The chemo drugs most frequently used for non-small cell lung cancer are:
- Paclitaxel (Taxol®)
- Albumin-bound paclitaxel (nab-paclitaxel, Abraxane®)
- Docetaxel (Taxotere®)
- Gemcitabine (Gemzar®)
- Vinorelbine (Navelbine®)
- Irinotecan (Camptosar®, CPT-11)
- Etoposide (VP-16®)
- Pemetrexed (Alimta®)
Often a combination that includes either cisplatin or carboplatin plus one other drug is used. Sometimes combinations with less severe side effects, such as gemcitabine with vinorelbine or paclitaxel, may be used.
For people with advanced lung cancers who meet certain criteria, targeted therapy drugs such as bevacizumab (Avastin®) or cetuximab (Erbitux®) may be added to initial treatment as well (see the "Targeted therapies for non-small cell lung cancer" section).
If the initial chemo treatment for advanced lung cancer is no longer working, the doctor may recommend second-line treatment with a single drug such as docetaxel or pemetrexed. Another option may be the targeted therapy erlotinib (Tarceva®) (see the "Targeted therapies for non-small cell lung cancer" section). Again, advanced age is no barrier to receiving these drugs as long as the person is in good general health.
Some doctors may recommend second-line treatment with a single chemo or targeted drug, even in people who have had a good response to their initial chemotherapy. The intent is to try to keep the lung cancer from growing or coming back for as long as possible and hopefully help patients live longer. This concept, known as maintenance therapy, is still being studied, as it's not yet clear if the possible benefits outweigh the risks and side effects. For more information, see "What's new in non-small cell lung cancer research and treatment?"
Possible side effects
Chemo drugs work by attacking cells that are dividing quickly, which is why they work against cancer cells. But other cells in the body, such as those in the bone marrow (where new blood cells are made), the lining of the mouth and intestines, and the hair follicles, also divide quickly. These cells are also likely to be affected by chemo, which can lead to certain side effects.
The side effects of chemo depend on the type and dose of drugs given and the length of time they are taken. Some common side effects include:
- Hair loss
- Mouth sores
- Loss of appetite
- Nausea and vomiting
- Diarrhea or constipation
- Low blood counts
Chemo can affect the blood-forming cells of the bone marrow, leading to low blood counts. This can cause:
- Increased chance of infections (from low white blood cell counts)
- Easy bruising or bleeding (from low blood platelet counts)
- Fatigue (from low red blood cell counts)
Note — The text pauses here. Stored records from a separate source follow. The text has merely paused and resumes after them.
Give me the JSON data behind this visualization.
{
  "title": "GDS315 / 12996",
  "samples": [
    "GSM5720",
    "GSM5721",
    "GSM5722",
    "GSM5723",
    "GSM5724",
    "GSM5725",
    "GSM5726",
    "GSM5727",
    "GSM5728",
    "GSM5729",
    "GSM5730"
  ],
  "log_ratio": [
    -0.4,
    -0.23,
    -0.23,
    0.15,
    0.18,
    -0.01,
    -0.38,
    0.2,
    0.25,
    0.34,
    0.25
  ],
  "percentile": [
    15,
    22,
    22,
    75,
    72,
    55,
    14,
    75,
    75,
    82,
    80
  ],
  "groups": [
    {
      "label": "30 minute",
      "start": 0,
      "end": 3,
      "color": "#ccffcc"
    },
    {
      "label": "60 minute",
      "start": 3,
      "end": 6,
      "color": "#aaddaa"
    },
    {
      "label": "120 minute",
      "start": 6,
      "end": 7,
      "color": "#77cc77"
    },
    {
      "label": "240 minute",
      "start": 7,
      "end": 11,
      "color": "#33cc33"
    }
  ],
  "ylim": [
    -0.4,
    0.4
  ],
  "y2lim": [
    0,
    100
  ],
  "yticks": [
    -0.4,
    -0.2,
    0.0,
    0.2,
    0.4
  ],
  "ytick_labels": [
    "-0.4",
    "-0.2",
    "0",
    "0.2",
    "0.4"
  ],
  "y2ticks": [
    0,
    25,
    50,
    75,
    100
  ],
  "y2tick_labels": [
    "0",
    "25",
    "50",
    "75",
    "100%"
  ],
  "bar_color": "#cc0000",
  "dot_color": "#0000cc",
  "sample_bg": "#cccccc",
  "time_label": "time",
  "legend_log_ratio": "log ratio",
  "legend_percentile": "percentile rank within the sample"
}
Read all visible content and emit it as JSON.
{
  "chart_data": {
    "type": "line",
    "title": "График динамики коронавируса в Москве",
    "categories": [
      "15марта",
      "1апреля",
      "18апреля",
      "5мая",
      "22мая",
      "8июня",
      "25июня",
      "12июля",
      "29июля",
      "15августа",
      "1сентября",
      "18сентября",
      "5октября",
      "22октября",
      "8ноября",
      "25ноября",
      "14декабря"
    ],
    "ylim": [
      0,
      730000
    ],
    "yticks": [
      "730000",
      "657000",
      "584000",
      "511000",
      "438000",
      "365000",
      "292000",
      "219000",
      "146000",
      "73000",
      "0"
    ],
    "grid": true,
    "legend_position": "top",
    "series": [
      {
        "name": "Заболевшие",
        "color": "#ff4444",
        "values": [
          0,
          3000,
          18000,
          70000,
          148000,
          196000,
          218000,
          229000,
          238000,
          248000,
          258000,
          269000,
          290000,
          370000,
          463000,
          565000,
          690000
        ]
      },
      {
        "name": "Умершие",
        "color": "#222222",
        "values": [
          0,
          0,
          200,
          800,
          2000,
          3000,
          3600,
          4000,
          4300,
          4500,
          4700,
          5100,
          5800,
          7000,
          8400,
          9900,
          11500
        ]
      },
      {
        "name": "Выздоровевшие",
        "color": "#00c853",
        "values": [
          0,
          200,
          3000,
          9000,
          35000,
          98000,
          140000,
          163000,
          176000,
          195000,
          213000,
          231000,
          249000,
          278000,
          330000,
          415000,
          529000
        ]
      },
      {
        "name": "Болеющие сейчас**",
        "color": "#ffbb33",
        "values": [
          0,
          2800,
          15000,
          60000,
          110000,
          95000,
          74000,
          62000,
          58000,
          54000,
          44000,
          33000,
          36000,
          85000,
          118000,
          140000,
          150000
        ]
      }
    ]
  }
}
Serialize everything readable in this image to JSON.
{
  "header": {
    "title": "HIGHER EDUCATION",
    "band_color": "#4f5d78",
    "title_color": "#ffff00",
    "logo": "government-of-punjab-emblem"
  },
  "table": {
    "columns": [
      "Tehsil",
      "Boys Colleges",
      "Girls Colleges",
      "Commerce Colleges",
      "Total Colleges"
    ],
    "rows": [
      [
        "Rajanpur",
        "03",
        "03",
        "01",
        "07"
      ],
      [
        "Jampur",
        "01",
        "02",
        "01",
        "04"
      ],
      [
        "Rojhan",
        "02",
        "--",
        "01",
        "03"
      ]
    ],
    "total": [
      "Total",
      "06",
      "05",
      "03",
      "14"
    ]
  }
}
These side effects are usually short-term and go away after treatment is finished. There are often ways to lessen these side effects. For example, there are drugs that can be given to help prevent or reduce nausea and vomiting.
Some drugs such as cisplatin, vinorelbine, docetaxel, or paclitaxel can damage nerves. This can sometimes lead to symptoms (mainly in the hands and feet) such as pain, burning or tingling sensations, sensitivity to cold or heat, or weakness. This is called peripheral neuropathy. In most cases this goes away once treatment is stopped, but it may be long lasting in some people. For more information, see our document, Peripheral Neuropathy Caused by Chemotherapy.
You should report this or any other side effects you notice while getting chemotherapy to your medical team so that they can be treated promptly. In some cases, the doses of the chemotherapy drugs may need to be reduced or treatment may need to be delayed or stopped to prevent the effects from getting worse.